I don’t know whether this level is incredibly short or if it just seems that way because of the previous level, Barkhang Monastery, which may have well been its own game for the time it took me to complete it. People have speedrun the entire of Tomb Raider Legend in less time (although admittedly that’s not saying much).
Whatever the actual length of this level was, I was grateful for its perceived shortness. This was partly because I didn’t want another seven weeks to pass without updating this blog and partly because I BLOODY HATE YETIS, and Catacombs of the Talion seems to delight in cramming them in every dark corner it has (that is, when these dark corners aren’t harbouring a giant pack of snow leopards).
Using the Seraph, Lara unlocks some catacombs deep within Barkhang Monastery and begins her search for the Talion (which apparently she’s looking for now (yeah, no-one told me either)).
A suffocating side-angle view of Lara greets us as we begin Catacombs of the Talion.
One of the many dark pits Catacombs invites you to venture into (a invitation I politely decline whenever possible).
Actually, I don’t think there’s that many yetis in this level – maybe five? – but I took about 200 pictures of this one which explains my confusion. On the plus side, this level was largely boring photographically-speaking (to be honest, it was no trip to the carnival gameplay-wise either), so the following images serve as good padding for what could end up as one of my shorter level entries.

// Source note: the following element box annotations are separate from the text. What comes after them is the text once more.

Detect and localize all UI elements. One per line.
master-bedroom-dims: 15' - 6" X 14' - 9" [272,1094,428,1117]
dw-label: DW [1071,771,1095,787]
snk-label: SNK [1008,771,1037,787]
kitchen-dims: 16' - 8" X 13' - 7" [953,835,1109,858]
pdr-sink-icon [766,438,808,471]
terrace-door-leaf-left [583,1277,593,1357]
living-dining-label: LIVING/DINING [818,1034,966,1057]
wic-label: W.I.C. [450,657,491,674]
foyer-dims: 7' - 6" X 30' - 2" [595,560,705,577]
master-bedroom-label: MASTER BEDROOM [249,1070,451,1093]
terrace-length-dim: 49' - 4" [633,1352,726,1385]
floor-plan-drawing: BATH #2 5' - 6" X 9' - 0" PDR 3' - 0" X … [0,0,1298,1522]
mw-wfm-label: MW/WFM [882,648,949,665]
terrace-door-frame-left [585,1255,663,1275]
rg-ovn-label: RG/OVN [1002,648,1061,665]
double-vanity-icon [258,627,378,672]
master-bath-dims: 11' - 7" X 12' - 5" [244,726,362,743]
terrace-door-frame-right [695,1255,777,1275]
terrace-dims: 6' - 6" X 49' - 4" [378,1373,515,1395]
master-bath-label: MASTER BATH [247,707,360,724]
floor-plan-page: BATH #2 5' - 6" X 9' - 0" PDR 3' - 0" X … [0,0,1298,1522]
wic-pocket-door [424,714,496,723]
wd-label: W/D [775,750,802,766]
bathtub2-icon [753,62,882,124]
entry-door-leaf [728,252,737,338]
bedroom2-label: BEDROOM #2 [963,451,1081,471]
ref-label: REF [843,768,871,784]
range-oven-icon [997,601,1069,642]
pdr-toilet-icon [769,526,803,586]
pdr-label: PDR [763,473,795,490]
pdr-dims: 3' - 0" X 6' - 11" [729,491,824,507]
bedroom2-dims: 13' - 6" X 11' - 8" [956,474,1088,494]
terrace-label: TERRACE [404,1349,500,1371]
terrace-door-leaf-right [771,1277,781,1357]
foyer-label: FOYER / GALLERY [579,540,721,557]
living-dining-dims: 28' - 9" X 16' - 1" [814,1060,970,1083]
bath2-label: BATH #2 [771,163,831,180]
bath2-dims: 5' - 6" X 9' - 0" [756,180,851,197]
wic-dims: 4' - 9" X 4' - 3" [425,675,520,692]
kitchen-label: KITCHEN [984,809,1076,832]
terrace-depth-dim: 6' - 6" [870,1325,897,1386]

Anyway, I love the way this yeti looks in this photo. Kind of like he’s doing some kind of marching dance. "Is this the way to Amarillo?…”
That’s the worst attempt at a piggy-back I’ve ever seen.
Oh, the horrifying terror. On a side note, why on earth would a yeti have dreadlocks?
…actually, I suppose out of all the hairstyles a yeti would sport, dreadlocks make the most sense. Your logic has bested me again, Core Design.
Another deadly dance in the yeti’s repertoire is the human baton-twirl.
Yeah, alright, you killed me. No need to burst into song.
This may look like a thrilling action shot of Lara narrowly avoiding the pounce of a cultist, but actually he just died in that position. Like a corpse canopy. That kind of decoration would work well in Vilcabamba.
Betwixt escaping rolling snowmen and shooting yetis, Lara finds time to do a little shopping. “This’ll do for Winston’s Hallowe’en costume…”.
Hey look! It’s a sheer wall of ice, like the one Natla promised you’d get in Peru, but you never did, which was most likely due to budget constraints, knowing Natla Tech. Natla probably blended up the ‘wall of ice’ fund with some yoghurt and used it as a face-mask.
This was an awful room. It was pitch-black and all you could hear were screaming yetis.
At least this level ends in a slightly more cheery corridor than the last one.
Well, 59:09 isn’t a particularly swift level time, so I suppose this level wasn’t as short as I thought…
…still longer than a speedrun of Legend though! Hahahahaha!
Oh, how I love bashing Legend. See you in Ice Palace.